Find one-line commands, possibly with pipes, to print the following to your terminal. You can either start each command with cat /usr/share/dict/words | ... or do it without cat by providing the words file as an argument to the first command in your pipeline.

If English is not your native language, ignore the guessing part - it is not assessed.

  • The first word in the file. Can you guess what it will be?
  • The last word in the file. Can you guess this one?
  • The number of words in the words file - there is one word per line.
  • The 6171st word in the file. Can you read my mind and guess this word directly?
  • All words containing the letter Q, capitalised. (A regular expression containing a string of one or more letters matches all strings that contain the expression as a substring.)
  • All words starting with the letter X. The regular expression X would match an X anywhere in the word, but ^X matches an X only at the start of the string.
  • All words ending in j. (The expression 'j$' matches a j only at the end of the string, but you have to single-quote it to stop the shell from interpreting the dollar sign).
  • The number of words containing the letter Q, ignoring case (e.g. capitalised or not).
  • The first five words containing the letter sequence cl.
  • All words containing the sequence "kp", but not "ckp". Can you guess any of these?
  • The last 15 words of exactly two letters. The expression . (period) matches a single character, and '^...$' for example would match all strings of the format exactly three characters between start and end of string. You need to quote it because of the dollar sign.
  • All words from the first 100 words on the list, which contain the letter y.
  • The first five words that are among the last 100 words on the list, and contain the letter y (whether capitalised or not).
  • All three-letter words with no vowels (aeiou).The regular expression '[aeiou]' matches any string that contains one of the bracketed characters; you need quotes to stop the shell from interpreting the brackets. Remember to exclude words with capitalised vowels as well. There are 343 of these.
  • All words of exactly 7 letters, where the third one is an e and the word ends "-ded". This kind of search is really useful for crosswords. There are 14 words of this form, can you guess them?

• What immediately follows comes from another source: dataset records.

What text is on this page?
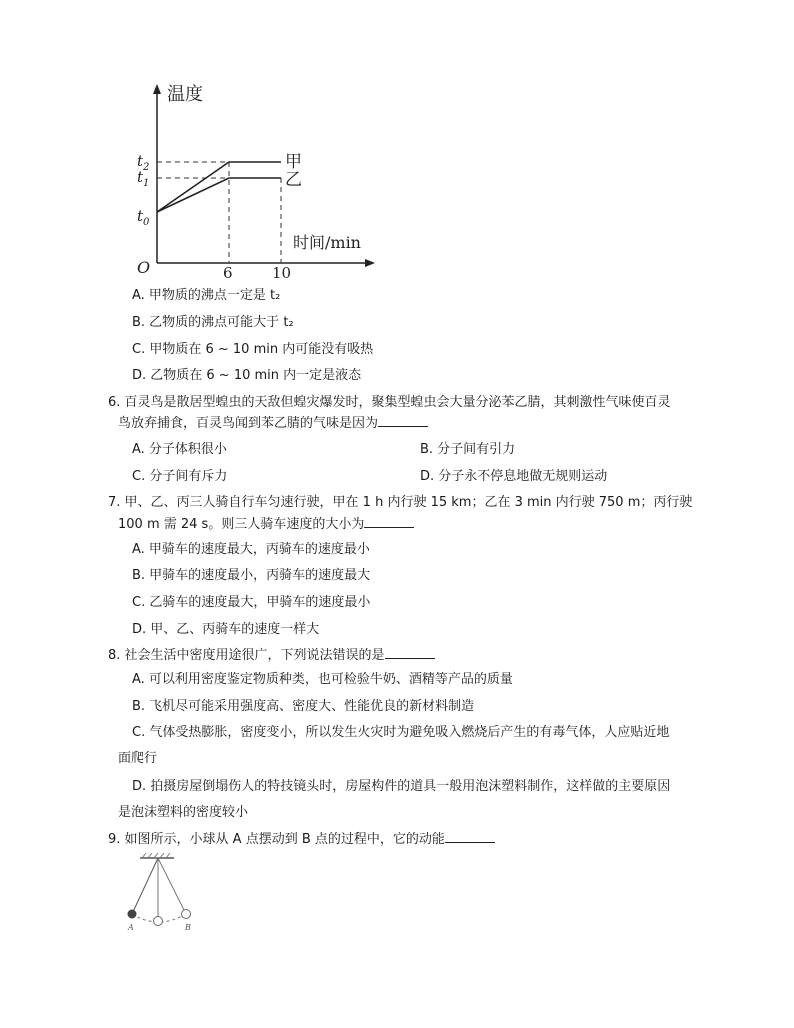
温度
时间/min
O
$t_2$
$t_1$
$t_0$
甲
乙
6	10
A. 甲物质的沸点一定是 t₂
B. 乙物质的沸点可能大于 t₂
C. 甲物质在 6 ~ 10 min 内可能没有吸热
D. 乙物质在 6 ~ 10 min 内一定是液态
6. 百灵鸟是散居型蝗虫的天敌但蝗灾爆发时，聚集型蝗虫会大量分泌苯乙腈，其刺激性气味使百灵
鸟放弃捕食，百灵鸟闻到苯乙腈的气味是因为
A. 分子体积很小	B. 分子间有引力
C. 分子间有斥力	D. 分子永不停息地做无规则运动
7. 甲、乙、丙三人骑自行车匀速行驶，甲在 1 h 内行驶 15 km；乙在 3 min 内行驶 750 m；丙行驶
100 m 需 24 s。则三人骑车速度的大小为
A. 甲骑车的速度最大，丙骑车的速度最小
B. 甲骑车的速度最小，丙骑车的速度最大
C. 乙骑车的速度最大，甲骑车的速度最小
D. 甲、乙、丙骑车的速度一样大
8. 社会生活中密度用途很广，下列说法错误的是
A. 可以利用密度鉴定物质种类，也可检验牛奶、酒精等产品的质量
B. 飞机尽可能采用强度高、密度大、性能优良的新材料制造
C. 气体受热膨胀，密度变小，所以发生火灾时为避免吸入燃烧后产生的有毒气体，人应贴近地
面爬行
D. 拍摄房屋倒塌伤人的特技镜头时，房屋构件的道具一般用泡沫塑料制作，这样做的主要原因
是泡沫塑料的密度较小
9. 如图所示，小球从 A 点摆动到 B 点的过程中，它的动能
A	B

Bonus regular expression question:

  • Find all words that start with a P (whether capitalised or not), and contain at least four instances of the letter a. Putting a * after something in a regular expression searches for any number of repetitions of this, including 0 so for example 'a*' would find words with any number of the letter a, including 0 (which is not what you want here). You need single quotes to stop the shell from expanding the *. Can you guess the words? There are 14 hits in the solution but essentially five words: two demonyms and three nouns which are not proper nouns, all with possessive and plural forms (bar one which is its own plural).